What Google Says, and What Users Report So Far
Posts throughout the company’s help community and developer forums began appearing in recent weeks, indicating that a wave of complaints was building. The routine: Gemini recognizes the commands “16 to 9 picture” or “vertical 9 to 16 poster,” confirms the intention, and outputs a square. Support agents (via 9to5Mac) have replied that this is not meant to happen and that engineers will be looking at ways of resolving it.
That’s a vital acknowledgment, but the lack of a status page or temporary banner warning inside the product adds to the confusion. For tools driven by any kind of expectation, expectations are everything, and when the system seems to “agree” with your constraints but still ignores them, confidence is lost. It also introduces a challenge to reproducibility — teams can’t easily document what will and won’t be respected for a parameter.
Workarounds to Use Until a Fix Is Released by Google
The easiest hack is to seed Gemini with a blank canvas at the target aspect ratio and tell it to fill or stretch whatever scene there should be. Treat it as if you were having someone do an imagined painting and give a mostly white or low-detail image at whatever resolutions (e.g., 1920×1080 or 1080×1920) are convenient for your full canvas size, then tell them what the subject is and what’s in frame.

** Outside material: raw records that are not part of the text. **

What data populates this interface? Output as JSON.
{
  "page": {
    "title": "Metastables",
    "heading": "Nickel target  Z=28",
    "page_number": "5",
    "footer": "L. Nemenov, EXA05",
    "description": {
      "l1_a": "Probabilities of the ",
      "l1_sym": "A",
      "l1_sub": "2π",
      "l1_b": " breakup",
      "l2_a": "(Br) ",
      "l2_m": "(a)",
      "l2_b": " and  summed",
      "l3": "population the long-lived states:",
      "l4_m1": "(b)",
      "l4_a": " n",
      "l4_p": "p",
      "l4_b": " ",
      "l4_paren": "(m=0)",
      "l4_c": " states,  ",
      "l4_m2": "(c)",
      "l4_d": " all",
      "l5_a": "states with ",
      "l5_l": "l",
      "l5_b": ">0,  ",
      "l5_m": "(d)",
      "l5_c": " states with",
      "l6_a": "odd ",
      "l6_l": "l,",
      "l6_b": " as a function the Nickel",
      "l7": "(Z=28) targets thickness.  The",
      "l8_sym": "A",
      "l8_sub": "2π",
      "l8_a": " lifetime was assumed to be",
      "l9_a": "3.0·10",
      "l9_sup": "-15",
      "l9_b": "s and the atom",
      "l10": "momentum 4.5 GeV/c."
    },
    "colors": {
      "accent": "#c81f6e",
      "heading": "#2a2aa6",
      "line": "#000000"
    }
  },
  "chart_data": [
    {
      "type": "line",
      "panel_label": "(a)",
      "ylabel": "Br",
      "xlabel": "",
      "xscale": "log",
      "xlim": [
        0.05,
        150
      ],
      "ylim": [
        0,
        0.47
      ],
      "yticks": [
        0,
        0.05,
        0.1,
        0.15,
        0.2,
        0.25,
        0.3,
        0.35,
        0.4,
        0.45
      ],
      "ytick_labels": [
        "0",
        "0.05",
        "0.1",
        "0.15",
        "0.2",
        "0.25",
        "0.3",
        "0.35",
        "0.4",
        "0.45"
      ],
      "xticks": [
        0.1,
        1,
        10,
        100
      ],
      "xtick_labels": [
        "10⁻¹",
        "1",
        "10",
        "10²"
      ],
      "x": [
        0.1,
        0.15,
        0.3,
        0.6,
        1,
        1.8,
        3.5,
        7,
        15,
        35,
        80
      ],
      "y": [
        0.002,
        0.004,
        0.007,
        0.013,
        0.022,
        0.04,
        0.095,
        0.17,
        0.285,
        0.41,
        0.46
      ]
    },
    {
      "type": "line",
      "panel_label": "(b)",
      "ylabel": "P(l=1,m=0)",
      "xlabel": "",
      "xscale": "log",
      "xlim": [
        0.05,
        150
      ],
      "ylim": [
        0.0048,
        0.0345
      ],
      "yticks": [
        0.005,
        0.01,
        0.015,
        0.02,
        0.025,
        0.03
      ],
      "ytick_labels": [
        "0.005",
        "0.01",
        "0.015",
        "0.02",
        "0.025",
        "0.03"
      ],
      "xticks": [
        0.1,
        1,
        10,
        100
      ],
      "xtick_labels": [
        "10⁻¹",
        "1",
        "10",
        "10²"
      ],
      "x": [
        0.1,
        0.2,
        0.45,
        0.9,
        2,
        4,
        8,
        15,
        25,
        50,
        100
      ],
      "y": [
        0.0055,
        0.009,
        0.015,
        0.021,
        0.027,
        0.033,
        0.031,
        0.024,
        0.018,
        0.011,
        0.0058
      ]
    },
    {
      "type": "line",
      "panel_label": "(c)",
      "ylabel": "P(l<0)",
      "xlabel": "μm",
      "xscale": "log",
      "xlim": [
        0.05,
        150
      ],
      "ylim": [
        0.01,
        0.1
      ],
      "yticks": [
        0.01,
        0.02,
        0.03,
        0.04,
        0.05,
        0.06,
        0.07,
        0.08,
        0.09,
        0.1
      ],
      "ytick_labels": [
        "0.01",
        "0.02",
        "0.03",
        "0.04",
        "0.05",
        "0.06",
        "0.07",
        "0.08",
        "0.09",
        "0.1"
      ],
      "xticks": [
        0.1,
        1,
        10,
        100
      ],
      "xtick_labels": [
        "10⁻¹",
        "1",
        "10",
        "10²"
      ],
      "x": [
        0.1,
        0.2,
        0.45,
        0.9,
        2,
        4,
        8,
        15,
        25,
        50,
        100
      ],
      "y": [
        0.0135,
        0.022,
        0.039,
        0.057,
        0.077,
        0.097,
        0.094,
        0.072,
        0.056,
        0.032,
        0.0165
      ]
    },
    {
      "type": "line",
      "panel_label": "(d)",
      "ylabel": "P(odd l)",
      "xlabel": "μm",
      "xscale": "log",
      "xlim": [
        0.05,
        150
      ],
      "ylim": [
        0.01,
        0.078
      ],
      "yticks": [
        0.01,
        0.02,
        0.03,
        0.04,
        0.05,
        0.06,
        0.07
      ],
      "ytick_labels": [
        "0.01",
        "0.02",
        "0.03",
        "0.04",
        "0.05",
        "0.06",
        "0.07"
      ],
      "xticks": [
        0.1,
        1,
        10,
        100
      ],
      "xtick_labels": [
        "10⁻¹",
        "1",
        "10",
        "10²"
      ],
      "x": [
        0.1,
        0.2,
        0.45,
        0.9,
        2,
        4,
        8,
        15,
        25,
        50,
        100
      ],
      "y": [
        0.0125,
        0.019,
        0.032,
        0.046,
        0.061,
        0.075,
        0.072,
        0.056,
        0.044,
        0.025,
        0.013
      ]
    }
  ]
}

A lot of users are saying this will help maintain the intended crop ratio and also potentially work better for composition.
When that’s not an option, shoot at the next highest square resolution and crop with purpose. Plan compositions with additional negative space where you anticipate making your cut, then do upscaling to recover detail after cropping. Not ideal — cropping throws pixels away, and may amputate focal points — but for thumbnails or backgrounds it’s better than nothing.
If you can’t possibly budge on your deadline and if aspect accuracy is uncompromising, use replacement tools until this gets resolved. Rival systems such as Midjourney and Stable Diffusion-based services also support explicit aspect parameters, and will hand off assets for completion in your main pipeline. Teams that document a workaround path at this point will gain hours if the square-only bug is not purged.
The Bigger Reliability Question for Creative AI Users
This episode serves as a reminder that creative AI isn’t only judged by capability — determinism and fidelity to parameters matter just as much. Enterprises standardize on tools that do what they say, every time. A quick fix and clear communication would help there, as would a visible model status indicator that signals when some controls are degraded.
Gemini’s image engine has held up well for detail and style. But until it stops snapping everything to a square, people will continue to battle against their tools instead of focusing on the work. In creative production, it’s the most frustrating result of all.